Critically though you need to go into any engagement with a clear understanding of your own reputation, having addressed any weaknesses or failings. If not, then the stakeholder, particularly political ones, are unlikely to want to be associated with you and will certainly not be willing to spend they own political capital or risk their reputation for you.
One of the key strengths of a good politician, at any level, is their ability to make things happen, to unlock doors, bang heads together, or unblock processes. The general help and advice that they often deliver can be very useful as well.
They understand the policy-making processes at play and can bring that understanding to your issue. Being elected brings with it a gravitas that audiences generally understand, so people tend listen and react.
They can go direct to the right civil servants or Ministers. They can have direct access that could otherwise be lacking.
But it isn’t just about the formal channels to make these connections works. It is also the informal ways that work as well.
It was interesting to hear the former Deputy Speaker, Natascha Engel, interviewed by Jacob Rees-Mogg on the Why Parliament Works podcast say: “You can always make an appointment to go and see someone in their government department and they could always see you, but the informal relationships with ministers – they’re the things that really matter.”
But soft power also brings into play the ability to bring audiences together. They have an ability to facilitate because audiences listen and appreciate how positive that can be in making things happen.
On the flip side, they also appreciate that ignoring such outreach and facilitation can lead to reputational damage. You can be called out for not getting involved and playing a positive role.
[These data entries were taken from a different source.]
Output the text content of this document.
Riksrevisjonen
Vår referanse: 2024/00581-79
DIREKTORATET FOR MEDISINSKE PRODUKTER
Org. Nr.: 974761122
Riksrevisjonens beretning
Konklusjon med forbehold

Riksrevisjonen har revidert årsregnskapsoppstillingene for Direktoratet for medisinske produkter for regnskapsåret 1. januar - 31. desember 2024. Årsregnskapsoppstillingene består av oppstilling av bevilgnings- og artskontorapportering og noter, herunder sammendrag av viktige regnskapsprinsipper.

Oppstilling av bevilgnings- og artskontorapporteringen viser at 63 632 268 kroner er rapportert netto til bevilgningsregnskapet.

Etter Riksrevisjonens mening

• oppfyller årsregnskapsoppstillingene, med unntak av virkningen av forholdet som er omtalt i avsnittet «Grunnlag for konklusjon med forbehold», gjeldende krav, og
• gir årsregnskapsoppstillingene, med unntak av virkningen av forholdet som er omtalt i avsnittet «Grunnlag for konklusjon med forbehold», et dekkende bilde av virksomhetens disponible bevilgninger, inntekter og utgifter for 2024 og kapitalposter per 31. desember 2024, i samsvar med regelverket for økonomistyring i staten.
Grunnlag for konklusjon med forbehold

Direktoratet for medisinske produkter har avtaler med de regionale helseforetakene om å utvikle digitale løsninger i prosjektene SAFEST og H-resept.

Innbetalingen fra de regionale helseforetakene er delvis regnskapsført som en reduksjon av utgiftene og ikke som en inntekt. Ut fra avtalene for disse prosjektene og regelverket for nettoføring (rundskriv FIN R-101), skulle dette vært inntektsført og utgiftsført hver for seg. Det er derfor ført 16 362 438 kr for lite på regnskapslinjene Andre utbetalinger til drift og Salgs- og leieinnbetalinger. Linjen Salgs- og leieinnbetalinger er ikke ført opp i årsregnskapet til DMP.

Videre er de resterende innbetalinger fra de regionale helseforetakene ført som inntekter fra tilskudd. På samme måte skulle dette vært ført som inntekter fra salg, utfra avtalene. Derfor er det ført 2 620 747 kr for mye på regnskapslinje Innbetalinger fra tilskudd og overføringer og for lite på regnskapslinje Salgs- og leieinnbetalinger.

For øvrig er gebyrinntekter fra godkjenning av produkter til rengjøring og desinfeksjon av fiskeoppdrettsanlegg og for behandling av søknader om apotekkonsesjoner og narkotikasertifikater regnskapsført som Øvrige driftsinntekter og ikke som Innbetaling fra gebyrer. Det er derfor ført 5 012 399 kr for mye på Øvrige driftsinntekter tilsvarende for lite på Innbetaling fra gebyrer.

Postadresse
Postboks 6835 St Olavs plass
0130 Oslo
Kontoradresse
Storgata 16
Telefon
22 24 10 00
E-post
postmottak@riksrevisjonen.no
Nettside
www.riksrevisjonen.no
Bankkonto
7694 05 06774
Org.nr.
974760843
If you take a look, for instance, at the Metro Mayors then you will see that the ones that are achieving more are the ones who are prepared to use the full range of their soft powers particularly in areas where they lack formal powers or sufficient funding.
So, you need to be thinking about the value of the soft power to you. About how working with others helps to make new connections, joins you up with others and improves your network. All, of course, with the aim of being successful in delivering on your issue.
That shows that it is not all about direct power and arguing about your issue. Instead good public affairs is so much broader than that. It listens and learns as well as argues.